LA SETTIMANA SANTA 2016

dal 14 marzo 2016 al 03 aprile 2016

Venerdì di Passione

La Processione dei Misteri, che si svolge a Cagliari il Venerdì di Passione, si snoda per le strade dei più antichi quartieri di Cagliari, toccando progressivamente 7 chiese. In ciascuna entra uno dei Misteri, secondo l’ordine cronologico della passione, per una visita al Santissimo accompagnata da una breve meditazione e il canto di un inno.
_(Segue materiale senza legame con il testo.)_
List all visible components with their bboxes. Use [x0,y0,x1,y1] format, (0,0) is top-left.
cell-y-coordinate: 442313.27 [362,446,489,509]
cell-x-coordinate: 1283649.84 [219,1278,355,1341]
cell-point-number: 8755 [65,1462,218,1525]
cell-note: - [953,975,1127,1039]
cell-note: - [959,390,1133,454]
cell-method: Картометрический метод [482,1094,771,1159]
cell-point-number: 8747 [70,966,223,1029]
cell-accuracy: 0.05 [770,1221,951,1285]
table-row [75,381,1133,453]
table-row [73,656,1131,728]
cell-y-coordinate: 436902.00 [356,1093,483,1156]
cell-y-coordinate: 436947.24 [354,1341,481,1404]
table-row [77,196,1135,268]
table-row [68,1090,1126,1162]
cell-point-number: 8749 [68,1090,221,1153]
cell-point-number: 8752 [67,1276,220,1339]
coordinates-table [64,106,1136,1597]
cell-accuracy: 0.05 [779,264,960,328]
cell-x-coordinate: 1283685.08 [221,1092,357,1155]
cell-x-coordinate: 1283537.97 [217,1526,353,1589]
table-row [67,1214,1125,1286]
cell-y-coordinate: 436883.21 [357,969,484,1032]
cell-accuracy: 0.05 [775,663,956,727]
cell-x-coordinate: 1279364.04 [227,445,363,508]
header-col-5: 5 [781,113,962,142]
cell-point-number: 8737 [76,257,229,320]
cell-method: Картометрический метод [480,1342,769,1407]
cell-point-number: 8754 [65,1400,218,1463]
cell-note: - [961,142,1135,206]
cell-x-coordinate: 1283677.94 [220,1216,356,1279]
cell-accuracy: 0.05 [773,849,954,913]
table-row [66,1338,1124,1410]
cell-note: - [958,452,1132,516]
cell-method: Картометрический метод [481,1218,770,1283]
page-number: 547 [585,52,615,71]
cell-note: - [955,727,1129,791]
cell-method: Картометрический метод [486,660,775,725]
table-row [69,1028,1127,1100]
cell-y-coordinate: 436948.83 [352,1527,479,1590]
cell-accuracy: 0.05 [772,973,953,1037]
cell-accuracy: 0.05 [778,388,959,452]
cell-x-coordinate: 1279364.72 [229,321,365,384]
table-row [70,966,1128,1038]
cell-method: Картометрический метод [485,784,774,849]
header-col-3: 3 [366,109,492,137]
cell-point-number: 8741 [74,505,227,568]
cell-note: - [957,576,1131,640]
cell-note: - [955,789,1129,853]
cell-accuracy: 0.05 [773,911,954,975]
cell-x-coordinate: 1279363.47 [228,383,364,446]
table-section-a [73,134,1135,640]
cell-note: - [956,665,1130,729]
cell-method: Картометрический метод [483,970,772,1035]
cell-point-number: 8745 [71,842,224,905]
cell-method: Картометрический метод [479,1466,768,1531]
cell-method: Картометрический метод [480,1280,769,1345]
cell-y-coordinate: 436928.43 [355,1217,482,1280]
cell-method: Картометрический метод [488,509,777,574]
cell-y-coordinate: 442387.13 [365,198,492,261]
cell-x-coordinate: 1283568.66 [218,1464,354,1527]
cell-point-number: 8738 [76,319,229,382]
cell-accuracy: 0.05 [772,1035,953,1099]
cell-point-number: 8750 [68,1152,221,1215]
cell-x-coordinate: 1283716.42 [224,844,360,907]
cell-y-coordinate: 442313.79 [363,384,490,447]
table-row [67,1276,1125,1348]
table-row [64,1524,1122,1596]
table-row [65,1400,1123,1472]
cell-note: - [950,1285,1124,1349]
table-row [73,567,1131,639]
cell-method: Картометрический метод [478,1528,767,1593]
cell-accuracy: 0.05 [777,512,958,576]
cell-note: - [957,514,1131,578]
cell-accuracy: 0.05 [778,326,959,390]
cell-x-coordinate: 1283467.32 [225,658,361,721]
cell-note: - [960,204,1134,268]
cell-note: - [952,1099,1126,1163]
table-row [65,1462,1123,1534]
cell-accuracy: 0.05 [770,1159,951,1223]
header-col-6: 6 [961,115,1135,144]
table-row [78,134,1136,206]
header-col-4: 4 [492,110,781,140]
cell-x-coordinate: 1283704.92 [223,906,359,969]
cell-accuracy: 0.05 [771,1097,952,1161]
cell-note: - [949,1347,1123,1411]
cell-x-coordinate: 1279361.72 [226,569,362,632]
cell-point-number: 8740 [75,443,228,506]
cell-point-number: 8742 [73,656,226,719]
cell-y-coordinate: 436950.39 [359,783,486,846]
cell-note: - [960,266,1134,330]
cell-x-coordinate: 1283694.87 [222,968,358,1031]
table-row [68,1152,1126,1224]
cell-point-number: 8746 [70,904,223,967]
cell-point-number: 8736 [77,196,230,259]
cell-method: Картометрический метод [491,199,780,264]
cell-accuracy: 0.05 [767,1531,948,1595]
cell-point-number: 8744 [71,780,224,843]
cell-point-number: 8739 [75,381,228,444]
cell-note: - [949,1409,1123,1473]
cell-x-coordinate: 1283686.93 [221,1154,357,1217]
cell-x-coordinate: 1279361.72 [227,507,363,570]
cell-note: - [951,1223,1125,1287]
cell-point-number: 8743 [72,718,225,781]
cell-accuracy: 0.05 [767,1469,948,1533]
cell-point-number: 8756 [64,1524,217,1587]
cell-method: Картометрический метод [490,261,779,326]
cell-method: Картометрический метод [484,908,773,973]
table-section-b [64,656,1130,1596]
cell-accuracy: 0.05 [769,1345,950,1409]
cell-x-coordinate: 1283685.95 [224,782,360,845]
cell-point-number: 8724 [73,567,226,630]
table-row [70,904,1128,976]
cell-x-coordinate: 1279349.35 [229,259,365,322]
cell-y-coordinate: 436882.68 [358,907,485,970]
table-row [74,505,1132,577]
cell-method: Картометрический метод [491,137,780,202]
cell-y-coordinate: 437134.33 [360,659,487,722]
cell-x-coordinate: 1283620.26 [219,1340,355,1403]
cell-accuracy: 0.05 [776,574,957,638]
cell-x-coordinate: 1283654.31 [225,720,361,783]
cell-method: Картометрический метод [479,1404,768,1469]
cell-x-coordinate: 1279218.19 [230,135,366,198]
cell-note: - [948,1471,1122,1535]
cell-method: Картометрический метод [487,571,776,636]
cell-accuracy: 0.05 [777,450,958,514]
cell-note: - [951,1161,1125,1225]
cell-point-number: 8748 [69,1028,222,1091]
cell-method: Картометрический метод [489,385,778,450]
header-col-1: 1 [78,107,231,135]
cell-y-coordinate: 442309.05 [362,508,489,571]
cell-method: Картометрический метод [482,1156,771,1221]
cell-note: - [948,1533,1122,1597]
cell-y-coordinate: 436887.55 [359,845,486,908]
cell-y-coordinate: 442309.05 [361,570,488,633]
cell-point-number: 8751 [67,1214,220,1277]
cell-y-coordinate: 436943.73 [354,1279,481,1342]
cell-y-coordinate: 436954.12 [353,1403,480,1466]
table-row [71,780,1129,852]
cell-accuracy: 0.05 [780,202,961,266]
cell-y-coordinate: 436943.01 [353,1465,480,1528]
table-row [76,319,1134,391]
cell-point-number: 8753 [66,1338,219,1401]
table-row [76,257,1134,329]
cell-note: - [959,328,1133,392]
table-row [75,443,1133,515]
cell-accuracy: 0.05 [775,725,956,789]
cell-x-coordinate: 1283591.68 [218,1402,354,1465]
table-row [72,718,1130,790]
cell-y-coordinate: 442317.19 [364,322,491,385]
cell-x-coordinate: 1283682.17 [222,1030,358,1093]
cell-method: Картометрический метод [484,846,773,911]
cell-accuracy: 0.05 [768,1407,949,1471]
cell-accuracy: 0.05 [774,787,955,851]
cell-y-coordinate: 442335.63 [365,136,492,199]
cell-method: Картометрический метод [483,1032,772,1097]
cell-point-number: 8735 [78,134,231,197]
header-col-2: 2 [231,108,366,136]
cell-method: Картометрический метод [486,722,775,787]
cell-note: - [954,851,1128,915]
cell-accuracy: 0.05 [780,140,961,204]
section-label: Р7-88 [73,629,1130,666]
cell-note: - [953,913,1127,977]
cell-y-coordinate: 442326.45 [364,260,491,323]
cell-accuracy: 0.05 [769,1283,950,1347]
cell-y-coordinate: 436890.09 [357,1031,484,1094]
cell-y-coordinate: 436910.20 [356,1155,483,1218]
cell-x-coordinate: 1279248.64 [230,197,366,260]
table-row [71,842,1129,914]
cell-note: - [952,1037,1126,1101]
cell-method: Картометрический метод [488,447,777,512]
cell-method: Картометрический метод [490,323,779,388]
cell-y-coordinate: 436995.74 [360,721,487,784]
Il simulacro viene sempre accompagnato all’interno dell’edificio sacro da quello dell’Addolorata, mentre gli altri sostano all’esterno consentendo ai portatori qualche minuto di riposo.

Il corteo, che prende avvio dall’oratorio del Santo Cristo alle ore 16, è aperto da s’andadori (il messo) della confraternita, preceduto da uno o più tamburini. Segue, affiancata da due portatori di fanale, la “croce dei misteri” o “degli attrezzi”, in origine lugubre insegna delle compagnie di penitenti o flagellanti. Vengono quindi i vari gruppi statuari, che i confratelli si caricano a spalla montati su speciali portantine. Tra il Cristo caduto sotto la croce e il Cristo crocifisso coperto da un piccolo baldacchino viola, trova posto la grande croce nuda in legno dipinto di nero de s’Incravamentu, portata per penitenza da un devoto che impersona il Cireneo.

Le varie tappe della processione sono scandite dalle folte “masse” (gruppi) di cantori facenti capo all’arciconfraternita, suddivisi per tipologia vocale, che intonano lugubri cori adatti alla circostanza.

L’itinerario, di anno in anno, è suscettibile di piccole variazioni. In genere però, passando per via Piccioni e via San Giovanni, esso raggiunge dapprima la chiesa dedicata al Battista. Di qui, lungo la stessa via San Giovanni, si immette nella piazza Costituzione, piazza Martiri e via Manno, per scendere fino alla chiesa delle monache Cappuccine. Passando per via Cima, via Manno, piazza Yenne e via Azuni, viene quindi raggiunta la parrocchiale di Sant’Anna. Toccata la vicina chiesa di Sant’Efisio, riattraversata la piazza Yenne e infilata a ritroso la via Manno, entra nella chiesa di Sant’Antonio Abate. Risalito fino a piazza Costituzione, imbocca la via Garibaldi che viene percorsa fino al portico Romero. Lungo via San Domenico raggiunge la chiesa omonima, per poi tornare indietro fino alla parrocchiale di San Giacomo.